Question : Refer to the exhibit.
You are using K-means clustering to classify customer behavior for a large retailer. You need to
determine the optimum number of customer groups. You plot the within-sum-of-squares (wss)
data as shown in the exhibit. How many customer groups should you specify?

1. 2
2. 3
3. Access Mostly Uused Products by 50000+ Subscribers
4. 8

Question : Refer to the exhibit.
Click on the calculator icon in the upper left corner. You are given a list of pre-defined association
rules:
A) RENTER => BAD CREDIT
B) RENTER => GOOD CREDIT
C) HOME OWNER => BAD CREDIT
D) HOME OWNER => GOOD CREDIT
E) FREE HOUSING => BAD CREDIT
F) FREE HOUSING => GOOD CREDIT
For your next analysis, you must limit your dataset based on rules with confidence greater than
60%.
Which of the rules will be kept in the analysis?

1. Rules B and D
2. Rules A and F
3. Access Mostly Uused Products by 50000+ Subscribers
4. Rules D and E

Question : Refer to the exhibit.
You are using k-means clustering to discover groupings within a data set. You plot within-sum-ofsquares
(wss) of multiple cluster sizes. Based on the exhibit, how many clusters should you use in
your analysis?

1. 2
2. 8
3. Access Mostly Uused Products by 50000+ Subscribers
4. 10

Question : Refer to the exhibit
Consider the training data set shown in the exhibit. What are the classification (Y = 0 or 1) and the
probability of the classification for the tupleX(0, 0, 1) using Naive Bayesian classifier?
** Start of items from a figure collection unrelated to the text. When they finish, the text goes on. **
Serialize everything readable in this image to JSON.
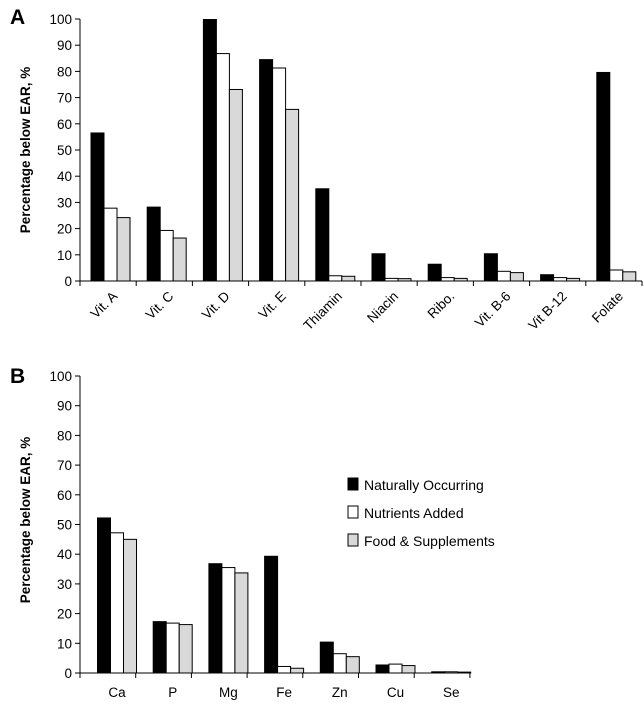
{
  "chart_data": [
    {
      "panel": "A",
      "type": "bar",
      "ylabel": "Percentage below EAR, %",
      "ylim": [
        0,
        100
      ],
      "yticks": [
        0,
        10,
        20,
        30,
        40,
        50,
        60,
        70,
        80,
        90,
        100
      ],
      "categories": [
        "Vit. A",
        "Vit. C",
        "Vit. D",
        "Vit. E",
        "Thiamin",
        "Niacin",
        "Ribo.",
        "Vit. B-6",
        "Vit B-12",
        "Folate"
      ],
      "series": [
        {
          "name": "Naturally Occurring",
          "color": "#000000",
          "values": [
            56.5,
            28.2,
            99.8,
            84.5,
            35.2,
            10.4,
            6.4,
            10.4,
            2.4,
            79.6
          ]
        },
        {
          "name": "Nutrients Added",
          "color": "#ffffff",
          "values": [
            27.8,
            19.3,
            86.8,
            81.3,
            2.0,
            1.0,
            1.3,
            3.7,
            1.3,
            4.2
          ]
        },
        {
          "name": "Food & Supplements",
          "color": "#d9d9d9",
          "values": [
            24.2,
            16.4,
            73.1,
            65.5,
            1.8,
            0.9,
            1.0,
            3.2,
            1.0,
            3.5
          ]
        }
      ],
      "grid": false
    },
    {
      "panel": "B",
      "type": "bar",
      "ylabel": "Percentage below EAR, %",
      "ylim": [
        0,
        100
      ],
      "yticks": [
        0,
        10,
        20,
        30,
        40,
        50,
        60,
        70,
        80,
        90,
        100
      ],
      "categories": [
        "Ca",
        "P",
        "Mg",
        "Fe",
        "Zn",
        "Cu",
        "Se"
      ],
      "series": [
        {
          "name": "Naturally Occurring",
          "color": "#000000",
          "values": [
            52.2,
            17.3,
            36.8,
            39.3,
            10.4,
            2.7,
            0.4
          ]
        },
        {
          "name": "Nutrients Added",
          "color": "#ffffff",
          "values": [
            47.2,
            16.8,
            35.5,
            2.2,
            6.5,
            3.0,
            0.4
          ]
        },
        {
          "name": "Food & Supplements",
          "color": "#d9d9d9",
          "values": [
            45.0,
            16.3,
            33.7,
            1.6,
            5.5,
            2.5,
            0.3
          ]
        }
      ],
      "legend": {
        "placement": "right",
        "items": [
          "Naturally Occurring",
          "Nutrients Added",
          "Food & Supplements"
        ]
      },
      "grid": false
    }
  ]
}
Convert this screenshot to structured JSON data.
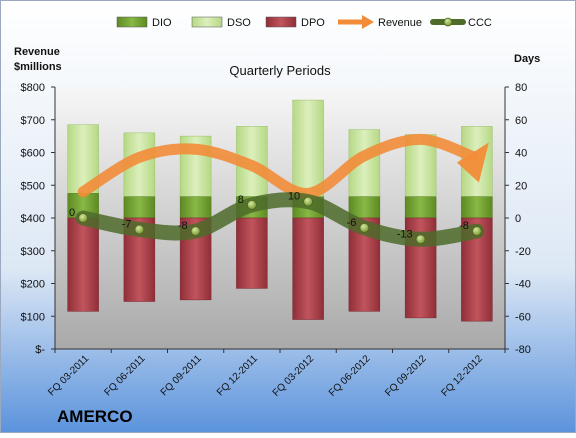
{
  "chart_data": {
    "type": "bar",
    "title": "Quarterly Periods",
    "company": "AMERCO",
    "y_left_label": [
      "Revenue",
      "$millions"
    ],
    "y_right_label": "Days",
    "categories": [
      "FQ 03-2011",
      "FQ 06-2011",
      "FQ 09-2011",
      "FQ 12-2011",
      "FQ 03-2012",
      "FQ 06-2012",
      "FQ 09-2012",
      "FQ 12-2012"
    ],
    "y_left_ticks": [
      "$-",
      "$100",
      "$200",
      "$300",
      "$400",
      "$500",
      "$600",
      "$700",
      "$800"
    ],
    "y_left_range": [
      0,
      800
    ],
    "y_right_ticks": [
      "-80",
      "-60",
      "-40",
      "-20",
      "0",
      "20",
      "40",
      "60",
      "80"
    ],
    "y_right_range": [
      -80,
      80
    ],
    "series": [
      {
        "name": "DIO",
        "color": "#6f9c2e",
        "values": [
          15,
          13,
          13,
          13,
          13,
          13,
          13,
          13
        ]
      },
      {
        "name": "DSO",
        "color": "#c6e19a",
        "values": [
          42,
          39,
          37,
          43,
          59,
          41,
          38,
          43
        ]
      },
      {
        "name": "DPO",
        "color": "#b2404a",
        "values": [
          -57,
          -51,
          -50,
          -43,
          -62,
          -57,
          -61,
          -63
        ]
      },
      {
        "name": "Revenue",
        "color": "#f28c38",
        "values": [
          480,
          585,
          610,
          560,
          475,
          590,
          640,
          545
        ]
      },
      {
        "name": "CCC",
        "color": "#4e6b2a",
        "values": [
          0,
          -7,
          -8,
          8,
          10,
          -6,
          -13,
          -8
        ]
      }
    ],
    "ccc_labels": [
      "0",
      "-7",
      "-8",
      "8",
      "10",
      "-6",
      "-13",
      "-8"
    ],
    "legend": [
      "DIO",
      "DSO",
      "DPO",
      "Revenue",
      "CCC"
    ],
    "legend_position": "top",
    "grid": false
  }
}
1. Classification Y = 0, Probability = 1/54
2. Classification Y = 1, Probability = 1/54
3. Access Mostly Uused Products by 50000+ Subscribers
4. Classification Y = 0, Probability = 4/54

Question : Refer to the exhibit.
In the exhibit, a correlogram is provided based on an autocorrelation analysis of a sample dataset.
What can you conclude from only this exhibit?

1. There is no structure left to model in the data
2. Lag 7 has a significant negative autocorrelation
3. Access Mostly Uused Products by 50000+ Subscribers
4. Differencing is required before proceeding with any analysis

Question : Refer to the exhibit
Which type of data issue would you suspect based on the exhibit?

1. "Saturated" data, indicating potential issues with data definitions
2. Incomplete data, indicating potential issues with data transmission
3. Access Mostly Uused Products by 50000+ Subscribers
4. The exhibit does not raise any obvious concerns with the data.